As I've posted elsewhere here, Germany's military is in bad shape. One cause that I see, and this aplies to even the US, is their design and procurement process. I understand that new technology is expensive and unproven to a certain degree, but defense budgets trying to soak up massive cost overruns due in part to a bad design or new tech is killing some projects. Spain's new sub and that debacle (math is hard, proofreading is more hardererist), Germany's new frigate, the F-35, the Ford-class carriers, who knows what else...they are killing defense budgets. Nations like Germany that are underfunded from the get go have to eat these cost overruns AND deal with stuff that's broken which in turn takes away scarce resources from keeping their other stuff afloat (see what I did there?).

"Measure twice, cut once" is absent from modern procurement and some nations can't afford to eat poorly managed or designed projects.


----------



## BloodStripe (Jul 26, 2018)

Do you think that we need to fix price more contracts? Forget for a moment you work for one but think in terms of being a tax payer. 

Costs for systems will skyrocket because the risk of contract completion will shift to contractors.


----------



## AWP (Jul 26, 2018)

NavyBuyer said:


> Do you think that we need to fix price more contracts? Forget for a moment you work for one but think in terms of being a tax payer.

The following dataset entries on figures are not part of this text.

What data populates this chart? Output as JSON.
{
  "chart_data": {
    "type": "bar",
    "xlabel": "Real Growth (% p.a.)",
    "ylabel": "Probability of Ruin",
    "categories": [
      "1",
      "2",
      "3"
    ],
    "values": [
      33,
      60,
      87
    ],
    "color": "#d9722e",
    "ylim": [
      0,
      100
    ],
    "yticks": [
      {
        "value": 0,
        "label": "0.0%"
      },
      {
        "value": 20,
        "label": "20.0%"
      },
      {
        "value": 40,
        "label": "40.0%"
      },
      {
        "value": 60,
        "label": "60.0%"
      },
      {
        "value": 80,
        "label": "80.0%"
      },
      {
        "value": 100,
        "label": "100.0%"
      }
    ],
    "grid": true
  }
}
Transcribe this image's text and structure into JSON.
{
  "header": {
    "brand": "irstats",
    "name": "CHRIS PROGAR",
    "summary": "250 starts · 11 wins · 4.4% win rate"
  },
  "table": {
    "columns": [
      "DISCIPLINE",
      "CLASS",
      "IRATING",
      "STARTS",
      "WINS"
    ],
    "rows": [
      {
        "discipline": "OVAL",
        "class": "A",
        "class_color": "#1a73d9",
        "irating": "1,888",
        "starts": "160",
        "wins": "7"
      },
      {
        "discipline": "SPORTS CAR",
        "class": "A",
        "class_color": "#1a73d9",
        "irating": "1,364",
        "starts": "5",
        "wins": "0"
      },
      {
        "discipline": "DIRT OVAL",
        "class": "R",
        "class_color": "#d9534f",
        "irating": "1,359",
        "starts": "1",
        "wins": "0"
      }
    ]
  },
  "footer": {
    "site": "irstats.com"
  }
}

Yes, hands down or at least reard companies who come in at or under budget with penalities for busting their budget and/ or deliverable dates. Cost plus encourages companies to drastically underbid because they know they will make up the money. A contract I used to work was something like 337 million over 5 years. We went over budget by 3.5 to 4 million. That's pretty tame when you think about it with almost all of that due to labor. They cut manning and then had to shell out for overtime, which is still cheaper than carrying 20-30 extra guys on contract to cover those manning gaps.

FFP would/ should make companies think about their pricing and more importantly, their "promises."


----------



## Gunz (Jul 27, 2018)

It's good that Hitler shot himself, good that the Nazi's were defeated. But...the Wehrmacht was badass. And it's time for Germany to sew it's balls back on and welcome to the 21st Century.


----------



## BloodStripe (Jul 27, 2018)

AWP said:


> Yes, hands down or at least reard companies who come in at or under budget with penalities for busting their budget and/ or deliverable dates. Cost plus encourages companies to drastically underbid because they know they will make up the money. A contract I used to work was something like 337 million over 5 years. We went over budget by 3.5 to 4 million. That's pretty tame when you think about it with almost all of that due to labor. They cut manning and then had to shell out for overtime, which is still cheaper than carrying 20-30 extra guys on contract to cover those manning gaps.
> 
> FFP would/ should make companies think about their pricing and more importantly, their "promises."



I think there needs to be some type of change but there is no way that industry would be willing to take that risk, not without major price increases to proposals. I do think that major change is needed in how they get awarded and the contract type, but fix pricing major systems will end up costing even more. 

Or you get an idiotic contracting officer who moves to fix price LPTA....


----------